Search code examples
bashxargsgnu-parallel

calling shell function using parallel with list of quoted filenames as input


Using Bash.

I have an exported shell function which I want to apply to many files.

Normally I would use xargs, but the syntax like this (see here) is too ugly for use.

...... | xargs -n 1 -P 10 -I {} bash -c 'echo_var "$@"' _ {}

In that discussion, parallel had an easier syntax:

..... | parallel -P 10 echo_var {}

Now I have run into the following problem: the list of files to which I want to apply my function is a list of files on one line, each quoted and separated by spaces thus: "file 1" "file 2" "file 3".

how can I feed this space-separated, quoted, list into parallel?

I can replicate the list using echo for testing.

e.g.

echo '"file 1" "file 2" "file 3"'|parallel -d " " my_function {}

but I can't get this to work.

How can I fix it?


Solution

  • How can I fix it?

    You have to choose a unique separator.

    echo 'file 1|file 2|file 3' | xargs -d "|" -n1 bash -c 'my_function "$@"' --
    echo 'file 1^file 2^file 3' | parallel -d "^" my_function
    

    The safest is to use zero byte as the separator:

    echo -e 'file 1\x00file 2\x00file 3' | xargs -0 ' -n1 bash -c 'my_function "$@"' --
    printf "%s\0" 'file 1' 'file 2' 'file 3' | parallel -0 my_function
    

    The best is to store your elements inside a bash array and use a zero separated stream to process them:

    files=("file 1" "file 2" "file 3")
    printf "%s\0" "${files[@]}" | xargs -0 -n1 bash -c 'my_function "$@"' --
    printf "%s\0" "${files[@]}" | parallel -0 my_function
    

    Note that empty arrays will run the function without any arguments. It's sometimes preferred to use -r --no-run-if-empty option not to run the function when input is empty. The --no-run-if-empty is supported by parallel and is a gnu extension in xargs (xargs on BSD and on OSX do not have --no-run-if-empty).

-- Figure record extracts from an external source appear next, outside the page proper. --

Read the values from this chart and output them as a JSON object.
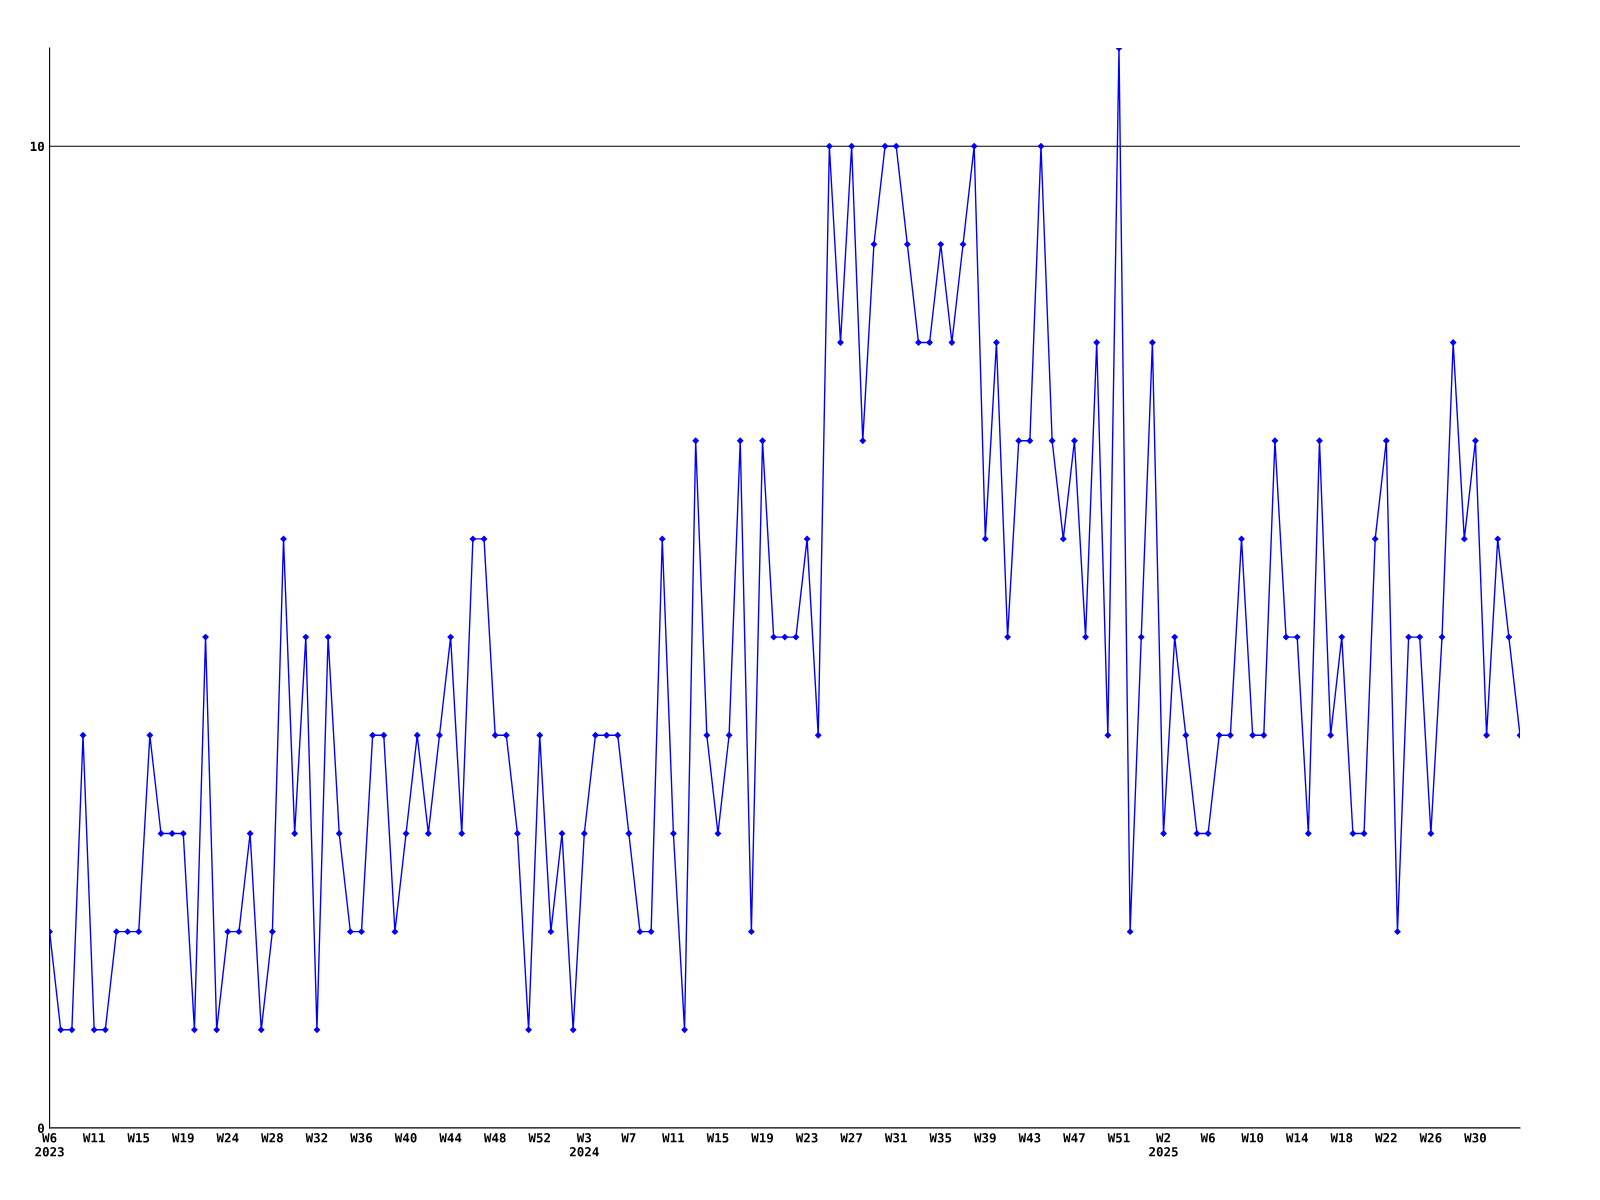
{
  "chart_data": {
    "type": "line",
    "categories": [
      "W6\n2023",
      null,
      null,
      null,
      "W11",
      null,
      null,
      null,
      "W15",
      null,
      null,
      null,
      "W19",
      null,
      null,
      null,
      "W24",
      null,
      null,
      null,
      "W28",
      null,
      null,
      null,
      "W32",
      null,
      null,
      null,
      "W36",
      null,
      null,
      null,
      "W40",
      null,
      null,
      null,
      "W44",
      null,
      null,
      null,
      "W48",
      null,
      null,
      null,
      "W52",
      null,
      null,
      null,
      "W3\n2024",
      null,
      null,
      null,
      "W7",
      null,
      null,
      null,
      "W11",
      null,
      null,
      null,
      "W15",
      null,
      null,
      null,
      "W19",
      null,
      null,
      null,
      "W23",
      null,
      null,
      null,
      "W27",
      null,
      null,
      null,
      "W31",
      null,
      null,
      null,
      "W35",
      null,
      null,
      null,
      "W39",
      null,
      null,
      null,
      "W43",
      null,
      null,
      null,
      "W47",
      null,
      null,
      null,
      "W51",
      null,
      null,
      null,
      "W2\n2025",
      null,
      null,
      null,
      "W6",
      null,
      null,
      null,
      "W10",
      null,
      null,
      null,
      "W14",
      null,
      null,
      null,
      "W18",
      null,
      null,
      null,
      "W22",
      null,
      null,
      null,
      "W26",
      null,
      null,
      null,
      "W30",
      null,
      null,
      null,
      null
    ],
    "series": [
      {
        "color": "#0000ff",
        "values": [
          2,
          1,
          1,
          4,
          1,
          1,
          2,
          2,
          2,
          4,
          3,
          3,
          3,
          1,
          5,
          1,
          2,
          2,
          3,
          1,
          2,
          6,
          3,
          5,
          1,
          5,
          3,
          2,
          2,
          4,
          4,
          2,
          3,
          4,
          3,
          4,
          5,
          3,
          6,
          6,
          4,
          4,
          3,
          1,
          4,
          2,
          3,
          1,
          3,
          4,
          4,
          4,
          3,
          2,
          2,
          6,
          3,
          1,
          7,
          4,
          3,
          4,
          7,
          2,
          7,
          5,
          5,
          5,
          6,
          4,
          10,
          8,
          10,
          7,
          9,
          10,
          10,
          9,
          8,
          8,
          9,
          8,
          9,
          10,
          6,
          8,
          5,
          7,
          7,
          10,
          7,
          6,
          7,
          5,
          8,
          4,
          11,
          2,
          5,
          8,
          3,
          5,
          4,
          3,
          3,
          4,
          4,
          6,
          4,
          4,
          7,
          5,
          5,
          3,
          7,
          4,
          5,
          3,
          3,
          6,
          7,
          2,
          5,
          5,
          3,
          5,
          8,
          6,
          7,
          4,
          6,
          5,
          4
        ]
      }
    ],
    "ylim": [
      0,
      11
    ],
    "yticks": [
      0,
      10
    ],
    "grid": "y",
    "marker": "diamond",
    "line_style": "solid",
    "legend": false
  }
}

    Note: xargs by default parses ', " and \. This is why the following is possible and will work:

    echo '"file 1" "file 2" "file 3"' | xargs -n1 bash -c 'my_function "$@"' --
    echo "'file 1' 'file 2' 'file 3'" | xargs -n1 bash -c 'my_function "$@"' --
    echo 'file\ 1 file\ 2 file\ 3' | xargs -n1 bash -c 'my_function "$@"' --
    

    And it can result in some strange things, so remember to almost always specify -d option to xargs:

    $ # note \x replaced by single x
    $ echo '\\a\b\c' | xargs
    \abc
    $ # quotes are parsed and need to match
    $ echo 'abc"def' | xargs
    xargs: unmatched double quote; by default quotes are special to xargs unless you use the -0 option
    $ echo "abc'def" | xargs
    xargs: unmatched single quote; by default quotes are special to xargs unless you use the -0 option
    

    xargs is a portable tool available quite everywhere, while parallel is a GNU program, which has to be installed separately.